Jacks Beschreibung vom Tierheim:

Jack ist ein absoluter Notfall. Er ist sieben Jahre alt und seit Januar 2006 im Tierheim.

Die letzten zwei Jahre ging niemand mehr mit ihm spazieren, er lebte im Garten und war an einem Holzverschlag angebunden. Die ehemaligen Besitzer hatten nicht festgestellt, dass er nur noch 2% Sehfähigkeit besitzt, also blind ist.

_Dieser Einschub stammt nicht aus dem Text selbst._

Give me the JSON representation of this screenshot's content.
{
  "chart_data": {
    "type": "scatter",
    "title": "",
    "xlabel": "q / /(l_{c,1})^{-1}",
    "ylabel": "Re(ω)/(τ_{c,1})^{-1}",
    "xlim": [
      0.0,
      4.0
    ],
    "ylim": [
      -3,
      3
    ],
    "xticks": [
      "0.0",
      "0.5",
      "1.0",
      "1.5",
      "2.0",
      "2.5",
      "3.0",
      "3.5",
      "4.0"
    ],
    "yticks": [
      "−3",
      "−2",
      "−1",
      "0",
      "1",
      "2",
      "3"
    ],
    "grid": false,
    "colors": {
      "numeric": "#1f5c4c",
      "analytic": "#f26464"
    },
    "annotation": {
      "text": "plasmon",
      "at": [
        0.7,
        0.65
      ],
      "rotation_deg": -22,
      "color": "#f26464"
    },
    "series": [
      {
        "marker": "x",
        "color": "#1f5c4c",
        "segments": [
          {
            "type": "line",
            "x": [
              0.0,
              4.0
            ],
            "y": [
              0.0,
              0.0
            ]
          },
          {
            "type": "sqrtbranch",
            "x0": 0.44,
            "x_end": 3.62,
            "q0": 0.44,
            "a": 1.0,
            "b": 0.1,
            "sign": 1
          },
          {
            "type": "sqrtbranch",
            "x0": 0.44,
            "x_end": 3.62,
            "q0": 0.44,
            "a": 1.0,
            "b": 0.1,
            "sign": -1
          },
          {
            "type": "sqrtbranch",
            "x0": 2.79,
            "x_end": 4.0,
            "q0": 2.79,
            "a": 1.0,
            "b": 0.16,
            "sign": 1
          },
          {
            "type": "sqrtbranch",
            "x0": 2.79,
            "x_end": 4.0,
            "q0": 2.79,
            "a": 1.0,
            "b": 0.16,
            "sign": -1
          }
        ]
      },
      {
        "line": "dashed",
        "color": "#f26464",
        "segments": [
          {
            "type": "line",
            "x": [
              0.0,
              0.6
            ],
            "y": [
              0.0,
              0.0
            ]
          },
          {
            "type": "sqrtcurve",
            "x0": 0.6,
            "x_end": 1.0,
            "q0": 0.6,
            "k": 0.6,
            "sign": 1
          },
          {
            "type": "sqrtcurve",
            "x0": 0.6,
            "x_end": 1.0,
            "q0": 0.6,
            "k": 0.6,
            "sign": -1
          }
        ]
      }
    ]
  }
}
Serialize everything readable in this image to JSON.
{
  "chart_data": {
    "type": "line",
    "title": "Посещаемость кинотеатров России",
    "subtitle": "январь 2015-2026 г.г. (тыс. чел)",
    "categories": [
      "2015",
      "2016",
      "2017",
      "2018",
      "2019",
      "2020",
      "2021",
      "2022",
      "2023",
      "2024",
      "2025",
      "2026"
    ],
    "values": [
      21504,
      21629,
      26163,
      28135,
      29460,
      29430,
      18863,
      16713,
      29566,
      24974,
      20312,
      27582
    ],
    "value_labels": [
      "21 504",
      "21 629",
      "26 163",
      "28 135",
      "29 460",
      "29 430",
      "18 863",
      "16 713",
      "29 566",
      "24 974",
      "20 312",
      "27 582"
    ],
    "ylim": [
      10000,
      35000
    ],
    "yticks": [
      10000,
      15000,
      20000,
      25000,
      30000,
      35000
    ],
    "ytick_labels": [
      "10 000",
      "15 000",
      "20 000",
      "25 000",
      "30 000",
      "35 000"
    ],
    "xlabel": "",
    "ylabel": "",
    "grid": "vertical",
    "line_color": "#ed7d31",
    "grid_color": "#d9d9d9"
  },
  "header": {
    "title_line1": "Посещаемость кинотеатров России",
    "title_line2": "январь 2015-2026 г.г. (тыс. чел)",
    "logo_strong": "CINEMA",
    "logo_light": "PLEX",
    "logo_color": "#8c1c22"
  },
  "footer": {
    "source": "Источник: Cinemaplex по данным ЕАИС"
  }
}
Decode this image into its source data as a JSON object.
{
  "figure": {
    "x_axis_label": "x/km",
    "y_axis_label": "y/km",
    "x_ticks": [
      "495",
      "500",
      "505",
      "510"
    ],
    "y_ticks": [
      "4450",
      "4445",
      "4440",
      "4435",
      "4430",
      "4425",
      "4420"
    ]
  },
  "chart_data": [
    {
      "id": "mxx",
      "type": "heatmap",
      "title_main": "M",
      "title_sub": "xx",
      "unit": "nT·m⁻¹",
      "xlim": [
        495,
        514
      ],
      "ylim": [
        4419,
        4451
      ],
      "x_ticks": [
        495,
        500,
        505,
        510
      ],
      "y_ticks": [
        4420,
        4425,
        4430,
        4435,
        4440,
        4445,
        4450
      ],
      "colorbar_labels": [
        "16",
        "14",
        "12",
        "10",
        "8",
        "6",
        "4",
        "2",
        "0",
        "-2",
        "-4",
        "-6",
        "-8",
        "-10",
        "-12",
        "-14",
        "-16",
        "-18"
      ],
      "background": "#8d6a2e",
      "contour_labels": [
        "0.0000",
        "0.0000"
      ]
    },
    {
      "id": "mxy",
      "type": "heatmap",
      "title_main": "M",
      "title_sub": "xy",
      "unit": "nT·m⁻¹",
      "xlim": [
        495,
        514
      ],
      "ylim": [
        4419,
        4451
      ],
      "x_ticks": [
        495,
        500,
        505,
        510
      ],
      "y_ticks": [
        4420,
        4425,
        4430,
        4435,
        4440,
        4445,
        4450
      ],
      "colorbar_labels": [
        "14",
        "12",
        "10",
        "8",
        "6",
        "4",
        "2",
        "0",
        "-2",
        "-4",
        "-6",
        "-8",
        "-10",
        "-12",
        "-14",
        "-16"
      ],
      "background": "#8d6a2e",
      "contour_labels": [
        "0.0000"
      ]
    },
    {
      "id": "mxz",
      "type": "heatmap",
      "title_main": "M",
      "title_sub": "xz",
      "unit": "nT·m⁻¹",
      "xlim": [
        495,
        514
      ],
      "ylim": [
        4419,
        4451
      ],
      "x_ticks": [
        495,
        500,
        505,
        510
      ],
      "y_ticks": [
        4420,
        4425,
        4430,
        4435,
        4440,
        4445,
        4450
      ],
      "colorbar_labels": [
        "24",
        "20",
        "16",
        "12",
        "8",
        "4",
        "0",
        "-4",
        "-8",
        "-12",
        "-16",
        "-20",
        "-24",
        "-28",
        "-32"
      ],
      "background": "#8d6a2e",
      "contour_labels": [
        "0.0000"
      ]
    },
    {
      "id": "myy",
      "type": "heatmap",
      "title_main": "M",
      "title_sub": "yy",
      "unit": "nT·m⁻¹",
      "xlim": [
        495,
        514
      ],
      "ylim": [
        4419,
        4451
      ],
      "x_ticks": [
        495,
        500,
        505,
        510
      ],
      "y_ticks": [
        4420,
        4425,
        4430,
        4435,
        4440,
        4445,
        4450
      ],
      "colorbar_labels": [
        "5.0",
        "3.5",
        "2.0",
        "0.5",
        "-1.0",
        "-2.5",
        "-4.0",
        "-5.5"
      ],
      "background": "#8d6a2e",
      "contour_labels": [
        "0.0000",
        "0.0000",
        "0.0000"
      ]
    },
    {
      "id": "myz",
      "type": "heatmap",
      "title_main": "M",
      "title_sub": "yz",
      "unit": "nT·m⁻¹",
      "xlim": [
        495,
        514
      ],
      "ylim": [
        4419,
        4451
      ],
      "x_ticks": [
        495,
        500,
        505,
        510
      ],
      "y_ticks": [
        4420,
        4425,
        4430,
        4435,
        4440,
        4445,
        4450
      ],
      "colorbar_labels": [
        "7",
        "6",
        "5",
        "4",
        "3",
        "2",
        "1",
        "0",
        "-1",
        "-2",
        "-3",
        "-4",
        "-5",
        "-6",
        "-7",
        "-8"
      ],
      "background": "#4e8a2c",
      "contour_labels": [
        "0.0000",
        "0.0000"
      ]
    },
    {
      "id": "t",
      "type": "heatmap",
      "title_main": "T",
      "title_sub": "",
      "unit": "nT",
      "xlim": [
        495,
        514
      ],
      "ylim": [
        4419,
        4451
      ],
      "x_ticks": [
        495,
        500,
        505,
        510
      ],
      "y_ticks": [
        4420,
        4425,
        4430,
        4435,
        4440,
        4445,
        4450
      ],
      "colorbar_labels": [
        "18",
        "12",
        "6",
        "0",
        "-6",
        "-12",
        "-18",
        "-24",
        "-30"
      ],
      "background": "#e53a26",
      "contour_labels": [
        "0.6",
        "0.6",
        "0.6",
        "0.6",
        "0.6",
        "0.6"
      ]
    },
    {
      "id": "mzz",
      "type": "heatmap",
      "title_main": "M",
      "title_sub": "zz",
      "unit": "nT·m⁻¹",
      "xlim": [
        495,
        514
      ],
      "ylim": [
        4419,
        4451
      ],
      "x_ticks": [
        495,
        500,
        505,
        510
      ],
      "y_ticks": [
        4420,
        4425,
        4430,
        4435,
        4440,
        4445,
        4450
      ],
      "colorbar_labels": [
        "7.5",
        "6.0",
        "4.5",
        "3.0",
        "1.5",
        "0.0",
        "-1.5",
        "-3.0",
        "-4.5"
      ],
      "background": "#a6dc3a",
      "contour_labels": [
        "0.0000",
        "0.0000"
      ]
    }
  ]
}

Jack spielt gerne, geht auch gerne spazieren und er ist verschmust. Jack kennt auch Katzen. Er könnte gut zu einer Hündin vermittelt werden, der er sich anschließen kann. Aufgrund seiner Blindheit suchen wir für Jack verständnisvolle Leute, wo Jack sich erst einmal in Ruhe einleben darf. Ein schöner eingezäunter Garten würde ihm sehr gefallen. Größere Kinder sind auch kein Problem.

Jack ist geimpft, entwurmt, gechipt und kastriert. Wer möchte ihm noch eine Chance auf ein neues Zuhause geben?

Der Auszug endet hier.